MaltOptimizer: A System For MaltParser Optimization

Download MaltOptimizer-SPMRL

MaltOptimizer is distributed under this open source license. It is easy to install and use. If you have any questions contact us.

Latest release

MaltOptimizer-SPMRLSeptember 2 2013MaltOptimizerSPMRL.tar.gz MaltOptimizerSPMRL.zip

Usage

Call the new MaltOptimizer implementation for all (3) phases as usual:
  java -jar MaltOptimizerSPMRL.jar -p 1 -m <MaltParser jar path> -c <training set>
  java -jar MaltOptimizerSPMRL.jar -p 2 -m <MaltParser jar path> -c <training set>
  java -jar MaltOptimizerSPMRL.jar -p 3 -m <MaltParser jar path> -c <training set>
when you get your optimized settings, you should run:
java -jar FromSimpleToComplex.jar <training-set> <training-set> <new-trainingset-10+n>
java -jar FromSimpleToComplex.jar <training-set> <test-set> <new-testset-10+n>
Being <training-set> your training set used to get the optimized settings and <test-set> your held-out test set used for evaluation.
Being <new-testset-10+n> and <new-trainingset-10+n> your new test and training sets with the extra columns containing morphological features.
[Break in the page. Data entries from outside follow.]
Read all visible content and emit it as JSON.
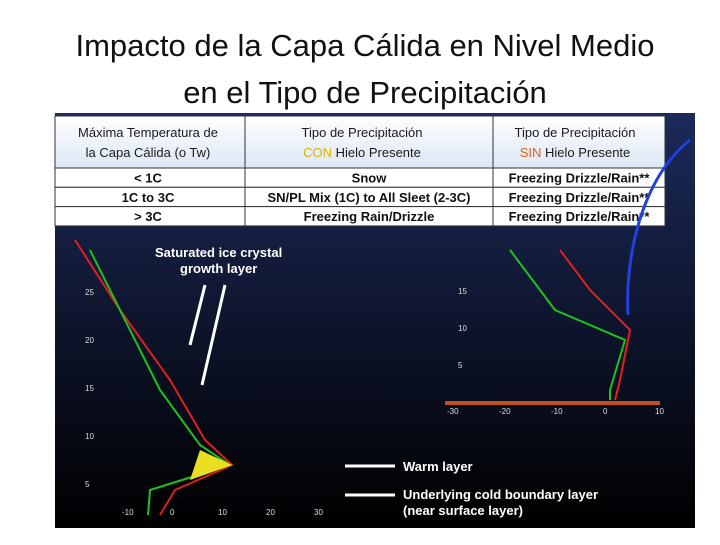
{
  "header": {
    "title_lines": [
      "Impacto de la Capa Cálida en Nivel Medio",
      "en el Tipo de Precipitación"
    ]
  },
  "table": {
    "header": [
      {
        "lines": [
          "Máxima Temperatura de",
          "la Capa Cálida (o Tw)"
        ]
      },
      {
        "line1": "Tipo de Precipitación",
        "highlight": "CON",
        "rest": " Hielo Presente"
      },
      {
        "line1": "Tipo de Precipitación",
        "highlight": "SIN",
        "rest": " Hielo Presente"
      }
    ],
    "rows": [
      [
        "< 1C",
        "Snow",
        "Freezing Drizzle/Rain**"
      ],
      [
        "1C to 3C",
        "SN/PL Mix (1C) to All Sleet (2-3C)",
        "Freezing Drizzle/Rain**"
      ],
      [
        "> 3C",
        "Freezing Rain/Drizzle",
        "Freezing Drizzle/Rain**"
      ]
    ]
  },
  "diagram": {
    "annotations": {
      "ice_layer": [
        "Saturated ice crystal",
        "growth layer"
      ],
      "warm_layer": "Warm layer",
      "cold_layer": [
        "Underlying cold boundary layer",
        "(near surface layer)"
      ]
    },
    "left_yticks": [
      "25",
      "20",
      "15",
      "10",
      "5"
    ],
    "left_xticks": [
      "-10",
      "0",
      "10",
      "20",
      "30"
    ],
    "right_yticks": [
      "15",
      "10",
      "5"
    ],
    "right_xticks": [
      "-30",
      "-20",
      "-10",
      "0",
      "10"
    ]
  }
}
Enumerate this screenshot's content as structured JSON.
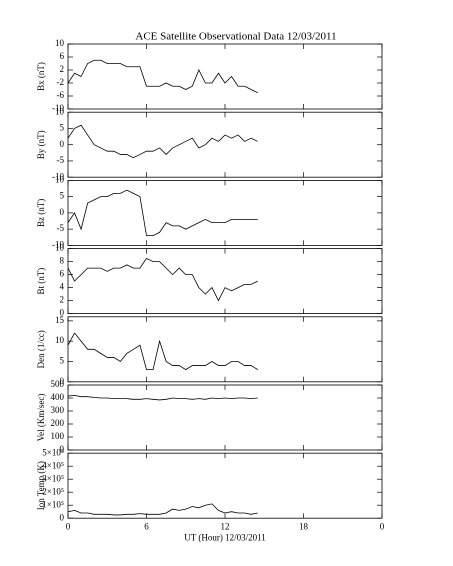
{
  "chart_data": [
    {
      "type": "line",
      "title": "ACE Satellite Observational Data   12/03/2011",
      "ylabel": "Bx (nT)",
      "color": "#000000",
      "xlim": [
        0,
        24
      ],
      "ylim": [
        -10,
        10
      ],
      "yticks": [
        -10,
        -6,
        -2,
        2,
        6,
        10
      ],
      "x": [
        0,
        0.5,
        1,
        1.5,
        2,
        2.5,
        3,
        3.5,
        4,
        4.5,
        5,
        5.5,
        6,
        6.5,
        7,
        7.5,
        8,
        8.5,
        9,
        9.5,
        10,
        10.5,
        11,
        11.5,
        12,
        12.5,
        13,
        13.5,
        14,
        14.5
      ],
      "values": [
        -2,
        1,
        0,
        4,
        5,
        5,
        4,
        4,
        4,
        3,
        3,
        3,
        -3,
        -3,
        -3,
        -2,
        -3,
        -3,
        -4,
        -3,
        2,
        -2,
        -2,
        1,
        -2,
        0,
        -3,
        -3,
        -4,
        -5
      ]
    },
    {
      "type": "line",
      "ylabel": "By (nT)",
      "color": "#000000",
      "xlim": [
        0,
        24
      ],
      "ylim": [
        -10,
        10
      ],
      "yticks": [
        -10,
        -5,
        0,
        5,
        10
      ],
      "x": [
        0,
        0.5,
        1,
        1.5,
        2,
        2.5,
        3,
        3.5,
        4,
        4.5,
        5,
        5.5,
        6,
        6.5,
        7,
        7.5,
        8,
        8.5,
        9,
        9.5,
        10,
        10.5,
        11,
        11.5,
        12,
        12.5,
        13,
        13.5,
        14,
        14.5
      ],
      "values": [
        2,
        5,
        6,
        3,
        0,
        -1,
        -2,
        -2,
        -3,
        -3,
        -4,
        -3,
        -2,
        -2,
        -1,
        -3,
        -1,
        0,
        1,
        2,
        -1,
        0,
        2,
        1,
        3,
        2,
        3,
        1,
        2,
        1
      ]
    },
    {
      "type": "line",
      "ylabel": "Bz (nT)",
      "color": "#000000",
      "xlim": [
        0,
        24
      ],
      "ylim": [
        -10,
        10
      ],
      "yticks": [
        -10,
        -5,
        0,
        5,
        10
      ],
      "x": [
        0,
        0.5,
        1,
        1.5,
        2,
        2.5,
        3,
        3.5,
        4,
        4.5,
        5,
        5.5,
        6,
        6.5,
        7,
        7.5,
        8,
        8.5,
        9,
        9.5,
        10,
        10.5,
        11,
        11.5,
        12,
        12.5,
        13,
        13.5,
        14,
        14.5
      ],
      "values": [
        -3,
        0,
        -5,
        3,
        4,
        5,
        5,
        6,
        6,
        7,
        6,
        5,
        -7,
        -7,
        -6,
        -3,
        -4,
        -4,
        -5,
        -4,
        -3,
        -2,
        -3,
        -3,
        -3,
        -2,
        -2,
        -2,
        -2,
        -2
      ]
    },
    {
      "type": "line",
      "ylabel": "Bt (nT)",
      "color": "#000000",
      "xlim": [
        0,
        24
      ],
      "ylim": [
        0,
        10
      ],
      "yticks": [
        0,
        2,
        4,
        6,
        8,
        10
      ],
      "x": [
        0,
        0.5,
        1,
        1.5,
        2,
        2.5,
        3,
        3.5,
        4,
        4.5,
        5,
        5.5,
        6,
        6.5,
        7,
        7.5,
        8,
        8.5,
        9,
        9.5,
        10,
        10.5,
        11,
        11.5,
        12,
        12.5,
        13,
        13.5,
        14,
        14.5
      ],
      "values": [
        7,
        5,
        6,
        7,
        7,
        7,
        6.5,
        7,
        7,
        7.5,
        7,
        7,
        8.5,
        8,
        8,
        7,
        6,
        7,
        6,
        6,
        4,
        3,
        4,
        2,
        4,
        3.5,
        4,
        4.5,
        4.5,
        5
      ]
    },
    {
      "type": "line",
      "ylabel": "Den (1/cc)",
      "color": "#000000",
      "xlim": [
        0,
        24
      ],
      "ylim": [
        0,
        16
      ],
      "yticks": [
        0,
        5,
        10,
        15
      ],
      "x": [
        0,
        0.5,
        1,
        1.5,
        2,
        2.5,
        3,
        3.5,
        4,
        4.5,
        5,
        5.5,
        6,
        6.5,
        7,
        7.5,
        8,
        8.5,
        9,
        9.5,
        10,
        10.5,
        11,
        11.5,
        12,
        12.5,
        13,
        13.5,
        14,
        14.5
      ],
      "values": [
        9,
        12,
        10,
        8,
        8,
        7,
        6,
        6,
        5,
        7,
        8,
        9,
        3,
        3,
        10,
        5,
        4,
        4,
        3,
        4,
        4,
        4,
        5,
        4,
        4,
        5,
        5,
        4,
        4,
        3
      ]
    },
    {
      "type": "line",
      "ylabel": "Vel (Km/sec)",
      "color": "#000000",
      "xlim": [
        0,
        24
      ],
      "ylim": [
        0,
        500
      ],
      "yticks": [
        0,
        100,
        200,
        300,
        400,
        500
      ],
      "x": [
        0,
        0.5,
        1,
        1.5,
        2,
        2.5,
        3,
        3.5,
        4,
        4.5,
        5,
        5.5,
        6,
        6.5,
        7,
        7.5,
        8,
        8.5,
        9,
        9.5,
        10,
        10.5,
        11,
        11.5,
        12,
        12.5,
        13,
        13.5,
        14,
        14.5
      ],
      "values": [
        415,
        420,
        410,
        410,
        405,
        400,
        400,
        395,
        395,
        395,
        390,
        390,
        395,
        390,
        385,
        390,
        400,
        395,
        395,
        390,
        395,
        390,
        400,
        395,
        400,
        395,
        400,
        400,
        395,
        400
      ]
    },
    {
      "type": "line",
      "ylabel": "Ion Temp (K)",
      "xlabel": "UT (Hour)  12/03/2011",
      "color": "#000000",
      "xlim": [
        0,
        24
      ],
      "ylim": [
        0,
        500000
      ],
      "yticks": [
        0,
        {
          "value": 100000,
          "label": "1×10⁵"
        },
        {
          "value": 200000,
          "label": "2×10⁵"
        },
        {
          "value": 300000,
          "label": "3×10⁵"
        },
        {
          "value": 400000,
          "label": "4×10⁵"
        },
        {
          "value": 500000,
          "label": "5×10⁵"
        }
      ],
      "xticks": [
        0,
        6,
        12,
        18,
        {
          "value": 24,
          "label": "0"
        }
      ],
      "x": [
        0,
        0.5,
        1,
        1.5,
        2,
        2.5,
        3,
        3.5,
        4,
        4.5,
        5,
        5.5,
        6,
        6.5,
        7,
        7.5,
        8,
        8.5,
        9,
        9.5,
        10,
        10.5,
        11,
        11.5,
        12,
        12.5,
        13,
        13.5,
        14,
        14.5
      ],
      "values": [
        50000,
        60000,
        40000,
        40000,
        30000,
        30000,
        30000,
        25000,
        25000,
        30000,
        30000,
        35000,
        30000,
        30000,
        30000,
        40000,
        70000,
        60000,
        70000,
        90000,
        80000,
        100000,
        110000,
        60000,
        40000,
        50000,
        40000,
        40000,
        30000,
        40000
      ]
    }
  ]
}
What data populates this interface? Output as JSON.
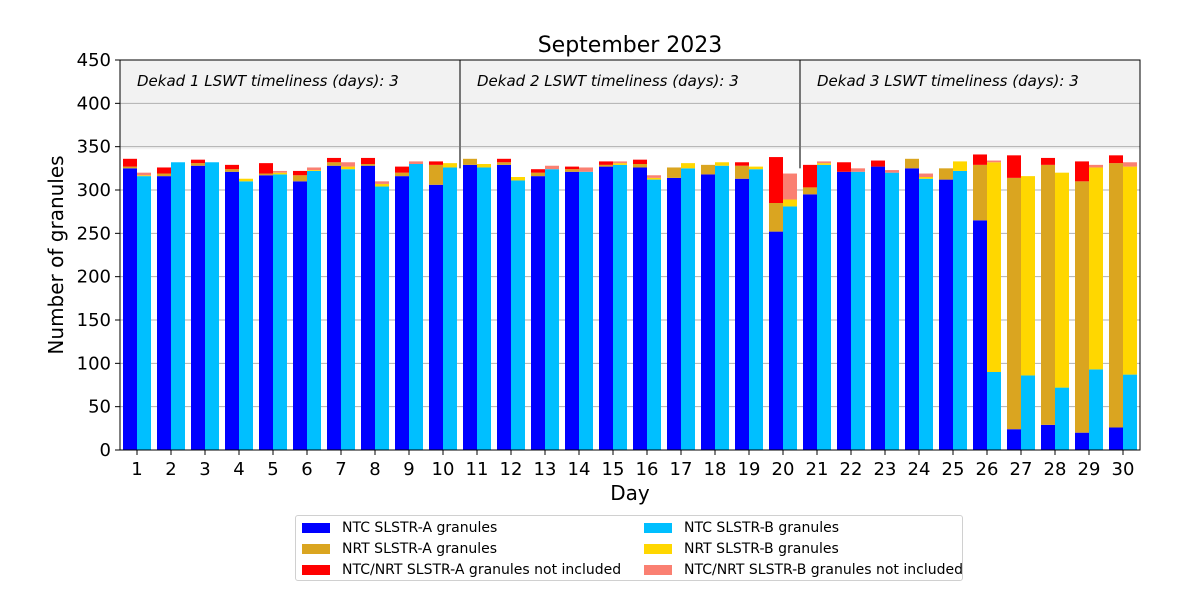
{
  "chart_data": {
    "type": "bar",
    "title": "September 2023",
    "xlabel": "Day",
    "ylabel": "Number of granules",
    "ylim": [
      0,
      450
    ],
    "yticks": [
      "0",
      "50",
      "100",
      "150",
      "200",
      "250",
      "300",
      "350",
      "400",
      "450"
    ],
    "categories": [
      "1",
      "2",
      "3",
      "4",
      "5",
      "6",
      "7",
      "8",
      "9",
      "10",
      "11",
      "12",
      "13",
      "14",
      "15",
      "16",
      "17",
      "18",
      "19",
      "20",
      "21",
      "22",
      "23",
      "24",
      "25",
      "26",
      "27",
      "28",
      "29",
      "30"
    ],
    "grid": "horizontal",
    "legend_position": "bottom",
    "dekads": [
      {
        "label": "Dekad 1 LSWT timeliness (days): 3",
        "days": [
          1,
          10
        ]
      },
      {
        "label": "Dekad 2 LSWT timeliness (days): 3",
        "days": [
          11,
          20
        ]
      },
      {
        "label": "Dekad 3 LSWT timeliness (days): 3",
        "days": [
          21,
          30
        ]
      }
    ],
    "shaded_band": [
      347,
      450
    ],
    "series": [
      {
        "name": "NTC SLSTR-A granules",
        "color": "#0000ff",
        "sensor": "A",
        "stack": 0,
        "values": [
          325,
          316,
          328,
          321,
          317,
          310,
          328,
          328,
          316,
          306,
          329,
          329,
          316,
          321,
          327,
          326,
          314,
          318,
          313,
          252,
          295,
          321,
          327,
          325,
          312,
          265,
          24,
          29,
          20,
          26
        ]
      },
      {
        "name": "NRT SLSTR-A granules",
        "color": "#daa520",
        "sensor": "A",
        "stack": 1,
        "values": [
          2,
          3,
          3,
          3,
          2,
          7,
          4,
          2,
          4,
          23,
          7,
          3,
          4,
          3,
          2,
          4,
          12,
          11,
          15,
          33,
          8,
          0,
          0,
          11,
          13,
          64,
          290,
          300,
          290,
          305
        ]
      },
      {
        "name": "NTC/NRT SLSTR-A granules not included",
        "color": "#ff0000",
        "sensor": "A",
        "stack": 2,
        "values": [
          9,
          7,
          4,
          5,
          12,
          5,
          5,
          7,
          7,
          4,
          0,
          4,
          4,
          3,
          4,
          5,
          0,
          0,
          4,
          53,
          26,
          11,
          7,
          0,
          0,
          12,
          26,
          8,
          23,
          9
        ]
      },
      {
        "name": "NTC SLSTR-B granules",
        "color": "#00bfff",
        "sensor": "B",
        "stack": 0,
        "values": [
          316,
          332,
          332,
          310,
          318,
          322,
          324,
          304,
          330,
          326,
          326,
          311,
          324,
          321,
          329,
          312,
          325,
          328,
          324,
          281,
          329,
          321,
          320,
          313,
          322,
          90,
          86,
          72,
          93,
          87
        ]
      },
      {
        "name": "NRT SLSTR-B granules",
        "color": "#ffd700",
        "sensor": "B",
        "stack": 1,
        "values": [
          1,
          0,
          0,
          3,
          2,
          1,
          3,
          3,
          0,
          5,
          4,
          4,
          0,
          0,
          2,
          2,
          6,
          4,
          3,
          8,
          2,
          0,
          0,
          2,
          11,
          242,
          230,
          248,
          233,
          240
        ]
      },
      {
        "name": "NTC/NRT SLSTR-B granules not included",
        "color": "#fa8072",
        "sensor": "B",
        "stack": 2,
        "values": [
          3,
          0,
          0,
          0,
          2,
          3,
          5,
          3,
          3,
          0,
          0,
          0,
          4,
          5,
          2,
          3,
          0,
          0,
          0,
          30,
          2,
          4,
          3,
          4,
          0,
          2,
          0,
          0,
          3,
          5
        ]
      }
    ]
  }
}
After that, you may train and parse with MaltParser.
You may also check that you are using the correct files in the finalOptionsFile.xml produced by MaltOptimizerSPMRL
java -jar <MaltParser jar path> -f finalOptionsFile.xml -F <path to the feature model suggested>
java -jar <MaltParser jar path> -c langModel.xml -i <new-testset-10+n>
You also have the option of transforming your output file to a 10-column format by using
java -jar FromComplexToSimple.jar <training-set> <output-test-set-10+n> <output-10columns>
After that, you can simply evaluate by using evaluation tools, such as eval.pl or eval07.pl.
(The script: java -jar FromSimpleToComplexForTestSet.jar is for test sets that only have 6 columns - blind test sets.)

Here you can find the scripts mentioned above. Scripts.zip
Note that your data set should be in CoNLL-X data format, with the FEATS columns of the format a=x|b=y|...|c=z.